Vineyard of Greek wine maker George Palyvos of Ancient Nemea, Peloponessos

Wheat covered, this vineyard is getting a year of rest.

 

Palivos White 2000
Made from low yield Roditis grown on the local hillsides at 300 meters, this wine achieves heady alcohol levels (14%) and tremendous concentration. The Alepou, now universally regarded as the best of the Roditis clones, is used. The wine is finished for 5 months in lightly toasted Allier barrels. The oak does its work without dominating the fruit. Although there is less acidity than in some other Roditis in this class, the incredible, clean finish and sturdy structure support a surprisingly subtle plethora of round fruit. If Roditis were made in California...


Rosé 2000
At 13% this rosé 100% from Agiorgitiko has remarkable body. Color is as rose as rose gets, acidity is high. This wine is as crisp as it is full-bodied with extraction to match. Tiny tannins linger on to make for a complex, spicy finish. It is obvious that Palivos puts a lot of effort into his rosé. If Americans would wake up to the seriousness of the genre, this wine would be a showstopper.

Agiorgitiko 1999
This is a well-crafted showcase for Agiorgitiko's essential character.
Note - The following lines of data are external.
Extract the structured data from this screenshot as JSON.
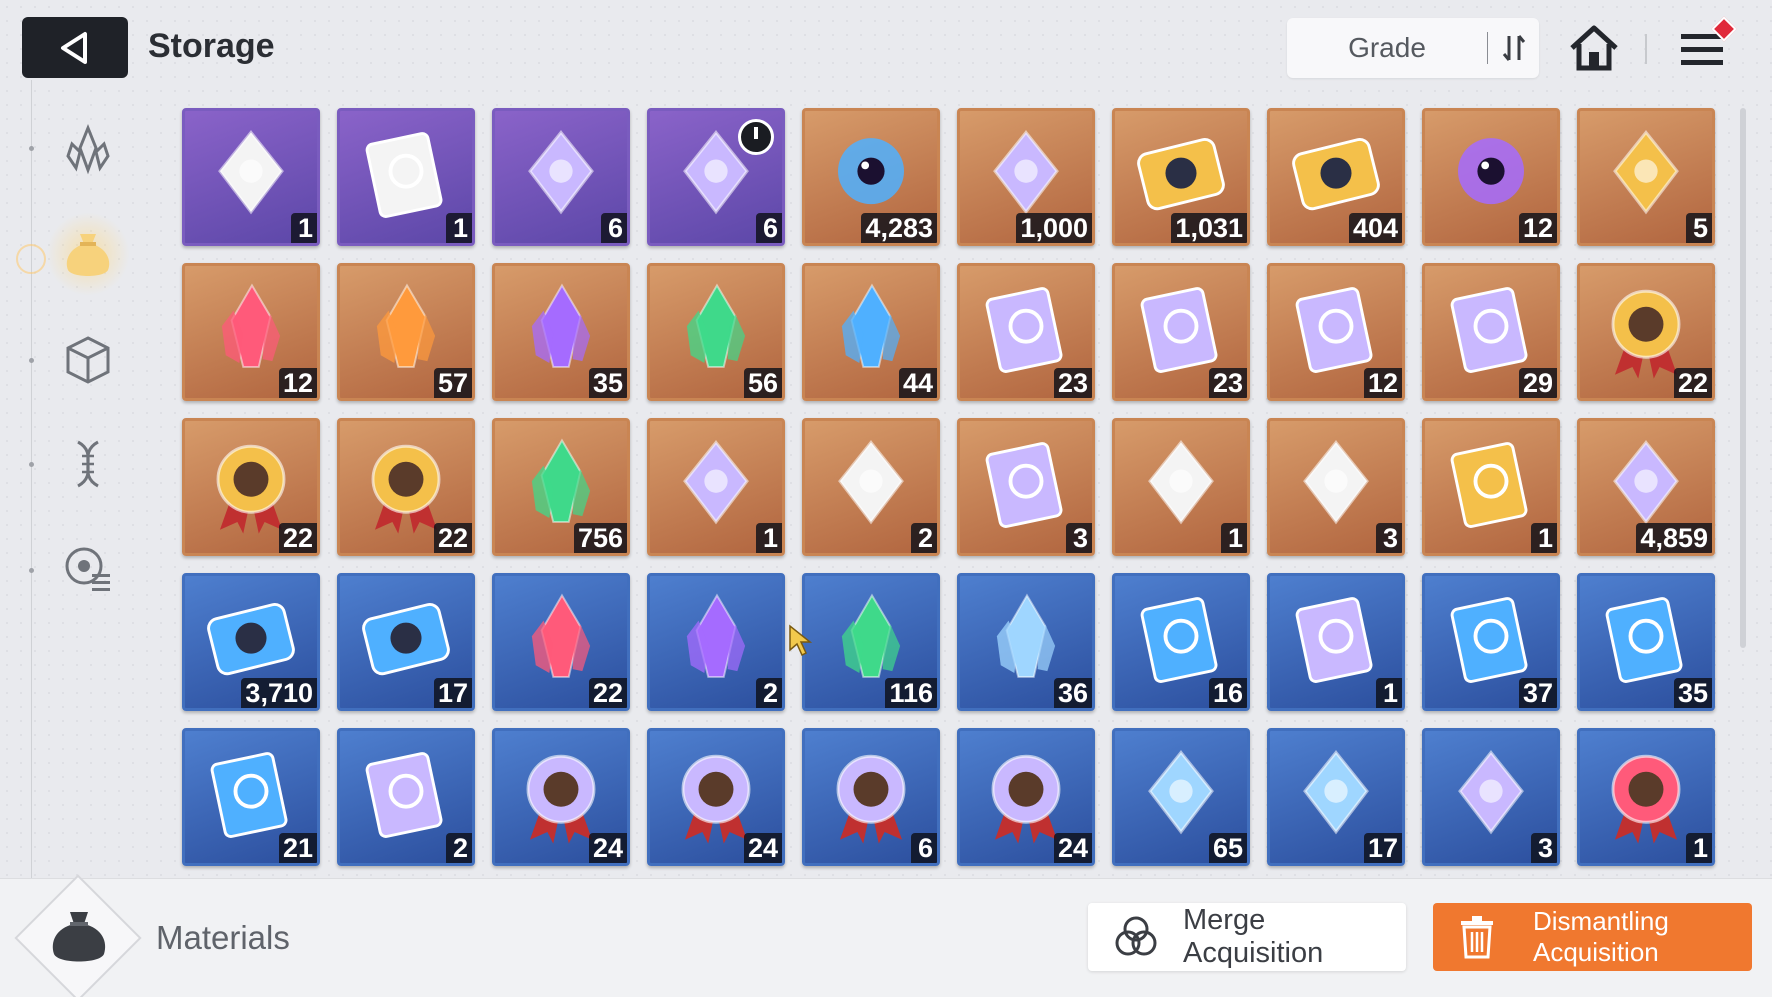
{
  "header": {
    "title": "Storage",
    "sort_label": "Grade"
  },
  "rail": {
    "items": [
      {
        "name": "rail-item-equipment",
        "icon": "crystal-shards-icon"
      },
      {
        "name": "rail-item-materials",
        "icon": "pouch-icon",
        "active": true
      },
      {
        "name": "rail-item-boxes",
        "icon": "cube-icon"
      },
      {
        "name": "rail-item-genes",
        "icon": "dna-icon"
      },
      {
        "name": "rail-item-skills",
        "icon": "target-list-icon"
      }
    ]
  },
  "items": [
    {
      "icon": "ornate-card-icon",
      "grade": "purple",
      "count": "1"
    },
    {
      "icon": "manual-book-icon",
      "grade": "purple",
      "count": "1"
    },
    {
      "icon": "rock-core-icon",
      "grade": "purple",
      "count": "6"
    },
    {
      "icon": "pyramid-module-icon",
      "grade": "purple",
      "count": "6",
      "timer": true
    },
    {
      "icon": "blue-eye-orb-icon",
      "grade": "orange",
      "count": "4,283"
    },
    {
      "icon": "chip-plate-icon",
      "grade": "orange",
      "count": "1,000"
    },
    {
      "icon": "gold-id-ticket-icon",
      "grade": "orange",
      "count": "1,031"
    },
    {
      "icon": "gold-star-ticket-icon",
      "grade": "orange",
      "count": "404"
    },
    {
      "icon": "purple-eye-orb-icon",
      "grade": "orange",
      "count": "12"
    },
    {
      "icon": "moon-sparkle-icon",
      "grade": "orange",
      "count": "5"
    },
    {
      "icon": "red-crystal-icon",
      "grade": "orange",
      "count": "12"
    },
    {
      "icon": "amber-crystal-icon",
      "grade": "orange",
      "count": "57"
    },
    {
      "icon": "violet-crystal-icon",
      "grade": "orange",
      "count": "35"
    },
    {
      "icon": "green-crystal-icon",
      "grade": "orange",
      "count": "56"
    },
    {
      "icon": "blue-crystal-icon",
      "grade": "orange",
      "count": "44"
    },
    {
      "icon": "sword-tome-icon",
      "grade": "orange",
      "count": "23"
    },
    {
      "icon": "target-tome-icon",
      "grade": "orange",
      "count": "23"
    },
    {
      "icon": "wing-tome-icon",
      "grade": "orange",
      "count": "12"
    },
    {
      "icon": "bolt-tome-icon",
      "grade": "orange",
      "count": "29"
    },
    {
      "icon": "sword-medal-icon",
      "grade": "orange",
      "count": "22"
    },
    {
      "icon": "target-medal-icon",
      "grade": "orange",
      "count": "22"
    },
    {
      "icon": "bolt-medal-icon",
      "grade": "orange",
      "count": "22"
    },
    {
      "icon": "green-shards-icon",
      "grade": "orange",
      "count": "756"
    },
    {
      "icon": "prism-gem-icon",
      "grade": "orange",
      "count": "1"
    },
    {
      "icon": "sneakers-icon",
      "grade": "orange",
      "count": "2"
    },
    {
      "icon": "star-map-book-icon",
      "grade": "orange",
      "count": "3"
    },
    {
      "icon": "card-deck-icon",
      "grade": "orange",
      "count": "1"
    },
    {
      "icon": "sealed-letter-icon",
      "grade": "orange",
      "count": "3"
    },
    {
      "icon": "gold-manual-icon",
      "grade": "orange",
      "count": "1"
    },
    {
      "icon": "music-note-icon",
      "grade": "orange",
      "count": "4,859"
    },
    {
      "icon": "blue-id-ticket-icon",
      "grade": "blue",
      "count": "3,710"
    },
    {
      "icon": "blue-star-ticket-icon",
      "grade": "blue",
      "count": "17"
    },
    {
      "icon": "red-shard-icon",
      "grade": "blue",
      "count": "22"
    },
    {
      "icon": "purple-shard-icon",
      "grade": "blue",
      "count": "2"
    },
    {
      "icon": "green-shard-icon",
      "grade": "blue",
      "count": "116"
    },
    {
      "icon": "ice-shard-icon",
      "grade": "blue",
      "count": "36"
    },
    {
      "icon": "sword-tome-blue-icon",
      "grade": "blue",
      "count": "16"
    },
    {
      "icon": "shield-tome-icon",
      "grade": "blue",
      "count": "1"
    },
    {
      "icon": "target-tome-blue-icon",
      "grade": "blue",
      "count": "37"
    },
    {
      "icon": "wing-tome-blue-icon",
      "grade": "blue",
      "count": "35"
    },
    {
      "icon": "bolt-tome-blue-icon",
      "grade": "blue",
      "count": "21"
    },
    {
      "icon": "rune-tome-icon",
      "grade": "blue",
      "count": "2"
    },
    {
      "icon": "sword-badge-icon",
      "grade": "blue",
      "count": "24"
    },
    {
      "icon": "target-badge-icon",
      "grade": "blue",
      "count": "24"
    },
    {
      "icon": "wing-badge-icon",
      "grade": "blue",
      "count": "6"
    },
    {
      "icon": "bolt-badge-icon",
      "grade": "blue",
      "count": "24"
    },
    {
      "icon": "ice-flower-gem-icon",
      "grade": "blue",
      "count": "65"
    },
    {
      "icon": "cake-slice-icon",
      "grade": "blue",
      "count": "17"
    },
    {
      "icon": "pocket-watch-icon",
      "grade": "blue",
      "count": "3"
    },
    {
      "icon": "red-star-medal-icon",
      "grade": "blue",
      "count": "1"
    }
  ],
  "footer": {
    "category_label": "Materials",
    "merge_label": "Merge Acquisition",
    "dismantle_label": "Dismantling Acquisition"
  },
  "colors": {
    "purple_grade": "#6b52b6",
    "orange_grade": "#c27a4b",
    "blue_grade": "#3762b2",
    "accent_orange": "#f0782f"
  }
}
Stainless steel fermentation insures the preservation of cherry. Tannins are elegant for so fresh a wine. Fruit hangs on the finish.

Nemea 2000
We tasted this after six months in barrel. It was rich, brimming with pleasant tannin and featured abundant strawberry fruit. Palivos knows oak. An impressive oak program in which new barrels account for 40% of contact, the rest in three year rotation, utilizes the effect of oak without significantly affecting flavor or aroma. With another six months to go before its release, it was already an impressive young wine.

Nemea 1998
Palivos's focus pays off in this wine, a beautifully and subtly oaked Nemea. Oak contact is nearly identical to that of the 2000, but time has given it real depth and integration. Firm tannin structure melds nicely with concentrated fruit. A universal, quality poster boy for Agiorgitiko.

Palivos is a man on the move with a bright future. Ideas he put forward privately struck us as brilliant. If he pulls them off, we would not be surprised to see him leading the pack of US exporters with the wine media in the palm of his hand.